Other stores catering to mainly middle-class tastes includes GNC nutrition, Pet Planet, Besame (imported lingerie), Maria Engracia, Maker’s (stylish shoes), Skincare Kopay, Paper City (stationary products) and Trevo, Lust (boutiques). There’s also a money exchange house, dental clinic and a ludoteca –  a place to leave small kids to play while parents do other things.   Oddly for a brand new mall, most of the spaces are filled, although the first floor still has three large locales still for rent.   The entrances to the four Horizontes Chapultepec towers (named Montmatre, Tribeca, Soho and Recolecta) are dispersed around the ground floor of the mall, making these services very convenient for residents.

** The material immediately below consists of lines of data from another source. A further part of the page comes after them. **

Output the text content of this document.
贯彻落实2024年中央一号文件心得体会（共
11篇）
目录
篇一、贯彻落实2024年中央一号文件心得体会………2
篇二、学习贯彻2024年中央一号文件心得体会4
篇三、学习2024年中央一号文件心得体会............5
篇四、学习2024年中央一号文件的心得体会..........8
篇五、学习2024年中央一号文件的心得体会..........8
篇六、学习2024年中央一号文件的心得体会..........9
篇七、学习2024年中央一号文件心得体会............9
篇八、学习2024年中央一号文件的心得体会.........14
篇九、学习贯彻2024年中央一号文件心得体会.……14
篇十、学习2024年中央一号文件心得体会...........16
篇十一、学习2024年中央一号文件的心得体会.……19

Many of the 300-plus apartments in the 19-floor towers are still on the market.  They carry quite hefty price tags since all include luxury extras such as 24-hour security, underground parking, gymnasiums, multiple use salons, swimming pools, green areas, roof gardens, and snack and barbecue areas. Three architectural firms were used on the towers, which each feature unique designs.
Although different prices can be found through local relators, the average price for a two-bedroom, 98-square-meter apartment seems to be around 2.5 million pesos. One agent is currently listing a 133-square meter apartment for 2.9 million pesos, while another has a 210-meter property with a 60-square-meter terrace on the market for 5.4 million pesos.
Views from the higher apartments are spectacular and the complex looks down on the busy Niños Heroes traffic circle, and the monument to the nation’s “Boy Heroes” who died for their country in the Mexican-American War of the mid-1800s.